Your SEP contributions are tax-deductible and grow tax-deferred until you withdraw the money in retirement. With a solo 401(k), you can either make tax-deductible contributions or you can make Roth solo 401(k) contributions, which don’t reduce your taxable income now but grow tax-free for retirement.
Make Tax-Deductible Contributions to a Health Savings Account
An HSA provides a triple tax break, and you still have time to make tax-deductible contributions. To qualify for 2020, you must have had an HSA-eligible health insurance policy with a deductible of at least $1,400 for self-only health insurance coverage or $2,800 for family coverage. You have until April 15 to contribute up to $3,550 if you had self-only coverage, or up to $7,100 if you had family coverage (plus $1,000 if you were 55 or older).
You can contribute the full amount if you had an HSA-eligible policy for the full year. If you only had HSA-eligible coverage for the first few months of 2020, then your contribution amount is prorated based on the number of months you had the high-deductible policy. And there’s an interesting quirk of the law: If you had eligible coverage on Dec. 1, 2020, but not for the full year, you can still make the full year’s contribution, said Roy Ramthun, president of HSA consulting services. In that case, however, you’ll need to keep an eligible policy for all of 2021.
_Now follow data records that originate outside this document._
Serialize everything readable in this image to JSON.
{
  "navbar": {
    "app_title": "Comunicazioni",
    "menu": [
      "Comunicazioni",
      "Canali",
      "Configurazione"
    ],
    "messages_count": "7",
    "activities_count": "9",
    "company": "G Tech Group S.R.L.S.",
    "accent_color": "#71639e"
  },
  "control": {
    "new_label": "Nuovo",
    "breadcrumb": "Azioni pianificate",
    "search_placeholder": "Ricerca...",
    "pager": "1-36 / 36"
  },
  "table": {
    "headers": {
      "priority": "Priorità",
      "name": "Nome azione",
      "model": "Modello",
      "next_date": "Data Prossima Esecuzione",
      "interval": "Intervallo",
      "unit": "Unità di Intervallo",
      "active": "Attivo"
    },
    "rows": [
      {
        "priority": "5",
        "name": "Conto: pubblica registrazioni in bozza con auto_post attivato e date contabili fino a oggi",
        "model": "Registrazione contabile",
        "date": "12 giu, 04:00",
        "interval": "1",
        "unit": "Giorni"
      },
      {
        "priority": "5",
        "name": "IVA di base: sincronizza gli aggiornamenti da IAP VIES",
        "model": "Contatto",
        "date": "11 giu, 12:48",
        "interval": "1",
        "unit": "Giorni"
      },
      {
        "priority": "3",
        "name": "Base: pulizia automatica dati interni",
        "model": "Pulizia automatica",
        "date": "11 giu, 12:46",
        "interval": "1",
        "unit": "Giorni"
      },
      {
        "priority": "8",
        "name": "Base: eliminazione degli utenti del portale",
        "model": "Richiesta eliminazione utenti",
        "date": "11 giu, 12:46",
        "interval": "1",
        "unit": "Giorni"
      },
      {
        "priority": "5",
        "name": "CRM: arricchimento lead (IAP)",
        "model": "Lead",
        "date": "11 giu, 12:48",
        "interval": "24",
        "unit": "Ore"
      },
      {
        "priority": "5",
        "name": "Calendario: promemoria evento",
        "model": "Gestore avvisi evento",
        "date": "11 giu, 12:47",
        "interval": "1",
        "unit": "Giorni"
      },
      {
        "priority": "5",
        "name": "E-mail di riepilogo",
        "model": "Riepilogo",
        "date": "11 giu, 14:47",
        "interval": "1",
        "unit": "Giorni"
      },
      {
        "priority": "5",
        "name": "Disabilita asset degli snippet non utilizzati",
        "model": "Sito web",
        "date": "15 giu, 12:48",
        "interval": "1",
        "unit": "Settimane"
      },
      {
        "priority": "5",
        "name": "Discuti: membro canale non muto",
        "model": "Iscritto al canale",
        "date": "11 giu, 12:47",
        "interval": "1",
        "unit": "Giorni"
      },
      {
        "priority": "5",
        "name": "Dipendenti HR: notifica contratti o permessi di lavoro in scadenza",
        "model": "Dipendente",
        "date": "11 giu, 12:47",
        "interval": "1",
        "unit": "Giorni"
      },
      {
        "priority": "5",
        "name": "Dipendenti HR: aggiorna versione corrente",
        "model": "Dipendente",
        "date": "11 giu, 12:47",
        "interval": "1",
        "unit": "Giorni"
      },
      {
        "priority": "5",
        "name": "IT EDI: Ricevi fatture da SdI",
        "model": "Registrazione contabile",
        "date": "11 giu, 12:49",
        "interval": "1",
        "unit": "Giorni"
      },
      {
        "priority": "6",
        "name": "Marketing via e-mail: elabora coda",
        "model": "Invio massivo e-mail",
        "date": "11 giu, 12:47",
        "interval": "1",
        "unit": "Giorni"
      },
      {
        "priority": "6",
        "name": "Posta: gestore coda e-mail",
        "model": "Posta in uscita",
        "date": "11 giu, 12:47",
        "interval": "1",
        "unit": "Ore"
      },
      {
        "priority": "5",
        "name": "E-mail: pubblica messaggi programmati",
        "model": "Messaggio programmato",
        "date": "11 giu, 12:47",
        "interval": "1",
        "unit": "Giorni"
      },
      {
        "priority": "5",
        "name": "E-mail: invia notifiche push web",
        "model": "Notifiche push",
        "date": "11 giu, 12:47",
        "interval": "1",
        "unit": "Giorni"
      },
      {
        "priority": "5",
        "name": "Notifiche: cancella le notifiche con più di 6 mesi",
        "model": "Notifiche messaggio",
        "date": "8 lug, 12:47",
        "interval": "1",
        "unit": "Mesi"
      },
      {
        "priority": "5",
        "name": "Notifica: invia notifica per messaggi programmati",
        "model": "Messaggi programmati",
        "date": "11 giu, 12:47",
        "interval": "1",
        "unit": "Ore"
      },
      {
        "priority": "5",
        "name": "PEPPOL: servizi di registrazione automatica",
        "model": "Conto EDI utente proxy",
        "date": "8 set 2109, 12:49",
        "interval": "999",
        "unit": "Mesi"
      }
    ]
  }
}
You can withdraw the HSA money tax-free for eligible medical expenses at any time — either now or in the future.
Contribute To a 529 College Savings Plan
Many states offer a tax break for contributing to a 529 college savings plan, but they generally require you to make the contributions by Dec. 31 to qualify for that year’s deduction. But a few give you until April 15 to make tax-deductible contributions for 2020, including Georgia, Mississippi, Oklahoma, South Carolina and Wisconsin, according to AKF Consulting Group, a municipal advisor to state administrators of 529 plans nationwide. Taxpayers in these states need to contribute to their own state’s 529 plan to be eligible for the break. See Savingforcollege.com for details about each state’s tax rules.